CAPE CANAVERAL, Fla. The space station's two American astronauts went out on a riskier-than-usual spacewalk Wednesday and fixed one of two equipment failures that crippled their power system and threatened to stall construction at the orbiting outpost.
Commander Peggy Whitson and Daniel Tani replaced a motor needed to tilt a solar wing toward the sun, taking extra precautions to avoid being shocked. Once the new motor was hooked up, electricity began flowing through the unit and provided a power boost.
"Yee-haw! Excellent," Whitson said.
Flight controllers tested the motor via ground commands, and everything checked out so well that NASA declared the operation a success. "Awesome work you guys," Mission Control radioed up.
The tilting mechanism stopped working in early December, exacerbating a power problem that arose three months earlier when a solar wing rotating joint jammed up and had to be shut down.
Wednesday's seven-hour spacewalk was especially hazardous because of the risk of electrical shock. For safety, Whitson and Tani waited until the international space station was on the dark side of Earth, then carefully undid fasteners and disconnected cables, and pulled out the old electric motor.
A few minutes later, the spacewalkers popped in the new 200-pound-plus motor, a spare that had been stored on board. "We're all breathing down here. Thanks a lot," Mission Control said.
Whitson and Tani performed virtually the entire job in the darkness of night, pausing during the daytime swings around Earth when 160 volts of electricity would course through the cables. As an added precaution, the astronauts did not shine any nonessential lights on the solar wing to prevent power generation.
Because the motor serves as the structural backbone for the solar wing, the spacewalkers had to make sure the wing didn't come off and fly away.

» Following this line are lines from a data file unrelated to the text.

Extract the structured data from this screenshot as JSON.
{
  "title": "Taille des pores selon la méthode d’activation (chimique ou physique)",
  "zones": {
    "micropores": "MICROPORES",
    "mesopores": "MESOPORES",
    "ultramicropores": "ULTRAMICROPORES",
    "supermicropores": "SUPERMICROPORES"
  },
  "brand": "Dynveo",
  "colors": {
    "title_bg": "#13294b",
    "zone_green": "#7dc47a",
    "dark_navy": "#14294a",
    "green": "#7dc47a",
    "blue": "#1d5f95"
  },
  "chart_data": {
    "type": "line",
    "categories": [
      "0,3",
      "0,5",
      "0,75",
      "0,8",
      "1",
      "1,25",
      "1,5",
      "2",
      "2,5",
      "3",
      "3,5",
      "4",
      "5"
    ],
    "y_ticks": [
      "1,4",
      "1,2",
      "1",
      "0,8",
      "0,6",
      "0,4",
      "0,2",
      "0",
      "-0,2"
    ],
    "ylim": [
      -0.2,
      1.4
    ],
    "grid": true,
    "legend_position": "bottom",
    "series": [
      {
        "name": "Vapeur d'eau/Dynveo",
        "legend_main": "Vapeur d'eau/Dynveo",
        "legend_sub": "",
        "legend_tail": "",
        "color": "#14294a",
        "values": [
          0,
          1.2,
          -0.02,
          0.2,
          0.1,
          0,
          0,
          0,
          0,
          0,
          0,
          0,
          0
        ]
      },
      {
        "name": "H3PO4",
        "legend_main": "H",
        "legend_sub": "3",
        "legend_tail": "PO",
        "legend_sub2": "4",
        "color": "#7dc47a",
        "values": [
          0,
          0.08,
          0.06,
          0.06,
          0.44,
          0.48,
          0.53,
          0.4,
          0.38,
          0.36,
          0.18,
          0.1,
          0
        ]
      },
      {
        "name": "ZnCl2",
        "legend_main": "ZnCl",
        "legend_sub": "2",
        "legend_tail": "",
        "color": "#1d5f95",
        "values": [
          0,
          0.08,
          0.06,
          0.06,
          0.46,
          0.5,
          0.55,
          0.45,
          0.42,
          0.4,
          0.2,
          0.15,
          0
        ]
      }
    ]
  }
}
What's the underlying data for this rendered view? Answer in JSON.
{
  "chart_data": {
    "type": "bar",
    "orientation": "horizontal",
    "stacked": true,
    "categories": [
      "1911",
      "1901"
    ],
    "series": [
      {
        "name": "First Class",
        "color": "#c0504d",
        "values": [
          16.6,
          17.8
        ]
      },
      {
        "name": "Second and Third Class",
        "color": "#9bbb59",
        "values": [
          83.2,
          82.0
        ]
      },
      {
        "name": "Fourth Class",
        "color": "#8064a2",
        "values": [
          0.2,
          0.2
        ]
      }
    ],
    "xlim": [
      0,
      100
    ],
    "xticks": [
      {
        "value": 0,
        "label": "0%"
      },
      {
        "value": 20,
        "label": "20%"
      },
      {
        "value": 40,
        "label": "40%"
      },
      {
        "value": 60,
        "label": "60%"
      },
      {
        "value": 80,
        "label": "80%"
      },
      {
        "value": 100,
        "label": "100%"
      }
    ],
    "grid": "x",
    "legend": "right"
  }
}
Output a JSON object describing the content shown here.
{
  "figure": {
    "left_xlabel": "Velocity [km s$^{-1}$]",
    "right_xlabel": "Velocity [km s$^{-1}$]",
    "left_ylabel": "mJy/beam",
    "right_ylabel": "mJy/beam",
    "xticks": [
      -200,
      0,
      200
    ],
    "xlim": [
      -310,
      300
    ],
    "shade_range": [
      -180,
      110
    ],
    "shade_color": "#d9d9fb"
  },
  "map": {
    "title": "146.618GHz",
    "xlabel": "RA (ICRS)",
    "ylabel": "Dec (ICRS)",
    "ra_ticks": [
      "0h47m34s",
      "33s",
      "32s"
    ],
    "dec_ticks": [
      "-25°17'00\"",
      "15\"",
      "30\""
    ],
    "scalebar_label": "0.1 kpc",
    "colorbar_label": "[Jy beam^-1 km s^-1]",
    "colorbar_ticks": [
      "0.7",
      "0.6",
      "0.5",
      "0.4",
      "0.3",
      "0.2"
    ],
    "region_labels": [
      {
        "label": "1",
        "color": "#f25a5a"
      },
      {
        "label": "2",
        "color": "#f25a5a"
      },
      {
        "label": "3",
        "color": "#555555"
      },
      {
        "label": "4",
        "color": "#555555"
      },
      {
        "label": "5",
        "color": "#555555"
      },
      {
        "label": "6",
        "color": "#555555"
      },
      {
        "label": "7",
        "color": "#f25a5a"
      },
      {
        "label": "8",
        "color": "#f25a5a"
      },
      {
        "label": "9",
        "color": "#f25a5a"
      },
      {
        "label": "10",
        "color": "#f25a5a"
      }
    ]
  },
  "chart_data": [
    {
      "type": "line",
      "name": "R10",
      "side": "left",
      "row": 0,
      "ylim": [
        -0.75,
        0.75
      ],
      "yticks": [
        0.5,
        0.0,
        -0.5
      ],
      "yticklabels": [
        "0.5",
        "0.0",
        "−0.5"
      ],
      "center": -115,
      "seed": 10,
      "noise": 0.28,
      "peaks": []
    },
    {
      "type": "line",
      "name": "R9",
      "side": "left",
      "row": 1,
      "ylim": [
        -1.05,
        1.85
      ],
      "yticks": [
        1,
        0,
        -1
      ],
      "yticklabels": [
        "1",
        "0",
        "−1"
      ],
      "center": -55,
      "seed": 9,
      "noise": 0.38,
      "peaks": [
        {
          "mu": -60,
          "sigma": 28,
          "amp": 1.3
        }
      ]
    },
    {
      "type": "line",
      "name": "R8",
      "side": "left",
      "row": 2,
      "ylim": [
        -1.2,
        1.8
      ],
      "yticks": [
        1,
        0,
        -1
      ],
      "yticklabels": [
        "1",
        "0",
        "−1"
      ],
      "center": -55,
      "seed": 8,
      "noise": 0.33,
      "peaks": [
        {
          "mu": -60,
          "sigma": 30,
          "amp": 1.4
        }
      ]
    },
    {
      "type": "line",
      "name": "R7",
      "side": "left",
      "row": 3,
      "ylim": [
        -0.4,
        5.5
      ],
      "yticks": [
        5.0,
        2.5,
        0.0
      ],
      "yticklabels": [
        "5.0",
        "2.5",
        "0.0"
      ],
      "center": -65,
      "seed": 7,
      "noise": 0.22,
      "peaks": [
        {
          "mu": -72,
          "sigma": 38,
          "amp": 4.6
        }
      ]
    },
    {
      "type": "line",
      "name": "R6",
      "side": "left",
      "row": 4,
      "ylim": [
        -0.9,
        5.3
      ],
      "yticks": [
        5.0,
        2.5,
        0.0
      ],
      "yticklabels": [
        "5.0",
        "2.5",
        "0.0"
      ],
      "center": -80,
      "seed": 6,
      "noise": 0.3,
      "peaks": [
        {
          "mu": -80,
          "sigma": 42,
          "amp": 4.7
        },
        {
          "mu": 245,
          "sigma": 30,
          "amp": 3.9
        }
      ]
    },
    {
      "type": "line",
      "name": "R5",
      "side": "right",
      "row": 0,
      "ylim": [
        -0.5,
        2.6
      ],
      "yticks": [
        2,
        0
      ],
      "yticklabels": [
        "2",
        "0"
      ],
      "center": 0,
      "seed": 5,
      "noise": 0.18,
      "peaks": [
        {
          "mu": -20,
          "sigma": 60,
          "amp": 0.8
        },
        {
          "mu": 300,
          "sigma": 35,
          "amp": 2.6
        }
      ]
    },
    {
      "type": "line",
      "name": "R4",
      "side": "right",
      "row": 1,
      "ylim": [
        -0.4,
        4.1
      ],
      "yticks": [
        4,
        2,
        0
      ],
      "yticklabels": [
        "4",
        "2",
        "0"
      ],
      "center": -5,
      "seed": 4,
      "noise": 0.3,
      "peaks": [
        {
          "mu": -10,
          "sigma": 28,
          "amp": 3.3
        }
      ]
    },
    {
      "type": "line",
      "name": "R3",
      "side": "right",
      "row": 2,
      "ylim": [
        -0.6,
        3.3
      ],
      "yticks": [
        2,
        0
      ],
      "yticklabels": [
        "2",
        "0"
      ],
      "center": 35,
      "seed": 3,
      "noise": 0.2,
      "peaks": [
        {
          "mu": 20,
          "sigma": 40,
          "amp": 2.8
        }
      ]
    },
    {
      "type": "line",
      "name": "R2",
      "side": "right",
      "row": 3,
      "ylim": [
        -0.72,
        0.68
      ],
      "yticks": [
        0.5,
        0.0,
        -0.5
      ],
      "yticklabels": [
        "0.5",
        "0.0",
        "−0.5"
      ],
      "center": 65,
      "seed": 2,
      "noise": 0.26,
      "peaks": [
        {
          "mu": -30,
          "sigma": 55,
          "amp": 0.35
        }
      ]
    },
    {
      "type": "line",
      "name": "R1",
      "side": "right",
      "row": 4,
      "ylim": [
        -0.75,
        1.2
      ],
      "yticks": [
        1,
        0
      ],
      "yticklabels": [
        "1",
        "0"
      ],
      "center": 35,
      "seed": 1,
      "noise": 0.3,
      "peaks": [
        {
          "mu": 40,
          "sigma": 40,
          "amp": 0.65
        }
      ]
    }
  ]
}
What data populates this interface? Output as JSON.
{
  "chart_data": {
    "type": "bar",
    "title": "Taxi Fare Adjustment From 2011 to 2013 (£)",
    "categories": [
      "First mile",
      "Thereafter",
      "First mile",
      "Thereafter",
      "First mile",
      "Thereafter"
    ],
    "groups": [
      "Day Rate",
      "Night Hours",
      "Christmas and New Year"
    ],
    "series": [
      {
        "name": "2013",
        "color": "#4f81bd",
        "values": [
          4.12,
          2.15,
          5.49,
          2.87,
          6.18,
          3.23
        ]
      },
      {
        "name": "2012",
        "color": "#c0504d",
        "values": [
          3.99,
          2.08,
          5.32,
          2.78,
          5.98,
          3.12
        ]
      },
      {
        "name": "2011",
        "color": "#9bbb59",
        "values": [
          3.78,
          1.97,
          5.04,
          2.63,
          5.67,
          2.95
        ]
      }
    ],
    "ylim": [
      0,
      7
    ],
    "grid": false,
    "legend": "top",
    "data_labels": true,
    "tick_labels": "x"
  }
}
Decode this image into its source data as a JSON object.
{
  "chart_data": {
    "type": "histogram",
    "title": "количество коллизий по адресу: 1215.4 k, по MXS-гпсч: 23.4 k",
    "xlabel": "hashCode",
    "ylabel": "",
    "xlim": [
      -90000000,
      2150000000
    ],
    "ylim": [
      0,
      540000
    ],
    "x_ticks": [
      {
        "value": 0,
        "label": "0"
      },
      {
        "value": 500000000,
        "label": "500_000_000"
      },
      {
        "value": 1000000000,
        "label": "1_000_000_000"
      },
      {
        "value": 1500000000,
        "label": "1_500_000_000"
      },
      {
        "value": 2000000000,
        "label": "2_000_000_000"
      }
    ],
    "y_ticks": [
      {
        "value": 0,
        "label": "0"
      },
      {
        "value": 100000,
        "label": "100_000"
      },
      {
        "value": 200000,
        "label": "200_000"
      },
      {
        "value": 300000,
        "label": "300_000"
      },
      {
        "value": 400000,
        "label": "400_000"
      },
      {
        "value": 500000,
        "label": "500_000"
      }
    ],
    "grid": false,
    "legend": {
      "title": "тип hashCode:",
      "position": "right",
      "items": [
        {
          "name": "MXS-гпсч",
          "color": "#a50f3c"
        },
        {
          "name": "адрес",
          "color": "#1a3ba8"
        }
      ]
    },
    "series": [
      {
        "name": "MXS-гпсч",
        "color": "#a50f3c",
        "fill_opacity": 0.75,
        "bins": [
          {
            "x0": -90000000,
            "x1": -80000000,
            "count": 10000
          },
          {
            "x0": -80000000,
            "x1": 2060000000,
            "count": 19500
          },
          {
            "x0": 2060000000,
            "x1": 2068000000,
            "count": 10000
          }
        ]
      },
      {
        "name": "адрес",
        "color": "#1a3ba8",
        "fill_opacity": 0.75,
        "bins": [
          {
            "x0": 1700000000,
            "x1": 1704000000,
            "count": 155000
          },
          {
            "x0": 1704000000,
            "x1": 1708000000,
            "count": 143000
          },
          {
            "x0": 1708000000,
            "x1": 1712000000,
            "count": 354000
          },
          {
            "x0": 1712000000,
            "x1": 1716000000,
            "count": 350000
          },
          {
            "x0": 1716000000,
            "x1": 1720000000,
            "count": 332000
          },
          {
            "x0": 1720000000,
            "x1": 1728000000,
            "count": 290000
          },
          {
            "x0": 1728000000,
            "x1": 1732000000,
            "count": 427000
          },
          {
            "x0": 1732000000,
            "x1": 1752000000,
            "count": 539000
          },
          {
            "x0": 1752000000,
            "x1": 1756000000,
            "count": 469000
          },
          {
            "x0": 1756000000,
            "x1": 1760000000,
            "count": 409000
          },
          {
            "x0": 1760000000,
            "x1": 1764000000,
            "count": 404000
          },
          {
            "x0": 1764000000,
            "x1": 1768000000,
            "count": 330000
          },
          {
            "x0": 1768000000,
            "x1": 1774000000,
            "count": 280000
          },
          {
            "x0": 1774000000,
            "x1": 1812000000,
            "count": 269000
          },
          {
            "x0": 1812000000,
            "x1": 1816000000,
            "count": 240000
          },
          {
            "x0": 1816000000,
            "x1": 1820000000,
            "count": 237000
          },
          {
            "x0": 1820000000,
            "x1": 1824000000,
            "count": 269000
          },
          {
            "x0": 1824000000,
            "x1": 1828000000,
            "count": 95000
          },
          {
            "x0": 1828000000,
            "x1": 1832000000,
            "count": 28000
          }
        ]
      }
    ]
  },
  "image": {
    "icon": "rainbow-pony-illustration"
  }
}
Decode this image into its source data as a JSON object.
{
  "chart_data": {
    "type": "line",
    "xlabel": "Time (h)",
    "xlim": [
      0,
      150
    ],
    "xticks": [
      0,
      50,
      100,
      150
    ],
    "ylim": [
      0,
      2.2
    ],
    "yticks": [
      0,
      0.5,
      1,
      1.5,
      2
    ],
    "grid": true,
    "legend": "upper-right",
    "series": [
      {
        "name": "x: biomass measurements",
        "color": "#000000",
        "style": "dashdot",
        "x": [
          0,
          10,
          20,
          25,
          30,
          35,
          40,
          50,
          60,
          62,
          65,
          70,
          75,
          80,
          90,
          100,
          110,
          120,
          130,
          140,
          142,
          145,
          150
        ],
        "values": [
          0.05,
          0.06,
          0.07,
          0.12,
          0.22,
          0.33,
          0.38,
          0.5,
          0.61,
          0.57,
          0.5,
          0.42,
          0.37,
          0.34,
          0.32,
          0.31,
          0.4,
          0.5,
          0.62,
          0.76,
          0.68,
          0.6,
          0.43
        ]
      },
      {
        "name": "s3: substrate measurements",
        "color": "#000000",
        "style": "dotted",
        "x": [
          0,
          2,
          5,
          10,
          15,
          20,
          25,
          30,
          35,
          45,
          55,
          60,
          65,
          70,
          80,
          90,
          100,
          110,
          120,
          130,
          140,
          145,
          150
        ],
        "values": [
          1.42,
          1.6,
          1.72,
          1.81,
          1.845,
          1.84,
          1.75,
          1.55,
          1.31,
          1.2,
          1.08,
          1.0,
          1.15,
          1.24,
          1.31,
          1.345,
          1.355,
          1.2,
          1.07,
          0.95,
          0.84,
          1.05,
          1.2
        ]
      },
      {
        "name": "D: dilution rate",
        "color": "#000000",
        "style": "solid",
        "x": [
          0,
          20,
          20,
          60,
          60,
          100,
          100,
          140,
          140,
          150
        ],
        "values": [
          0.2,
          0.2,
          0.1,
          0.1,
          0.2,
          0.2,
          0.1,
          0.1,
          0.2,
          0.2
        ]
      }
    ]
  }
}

Earlier in the morning, the spacewalk almost ended up being aborted when a radio-relay problem prevented Whitson and Tani from hearing Mission Control. Flight controllers restored communication through a backup channel within 20 minutes.
With their motor work finished, the spacewalkers moved over to the damaged solar rotary joint for yet another inspection.
NASA is uncertain what to do about the clogged joint, which is supposed to continuously rotate 360 degrees to keep the solar wings pointing toward the sun. As many as four spacewalks will be required later this year to remove metal shavings from the joint and get it working again. Shuttle flights could be delayed this fall if the joint isn't fixed.
It was the first spacewalk for Tani since his 90-year-old mother was killed in a car accident outside Chicago just before Christmas. Flight director Holly Ridings said Tani has been coping extremely well, and that his work has not been affected.
Tani was supposed to return to Earth in December aboard Atlantis, but his trip home was delayed because of problems with the fuel gauges in the shuttle's external tank. NASA is now aiming for a Feb. 7 liftoff after replacing a bad connector at the bottom of the tank.
Top managers gathered Wednesday to officially set a launch date and evaluate the latest shuttle problem, a kinked radiator hose in the payload bay.
The shuttle will carry up Tani's replacement, a French astronaut, as well as the European science lab, Columbus.Wednesday's spacewalk fell on the eve of the 50th anniversary of the launch of America's first satellite, Explorer 1. The very next day, Friday, will mark the fifth anniversary of the Columbia disaster.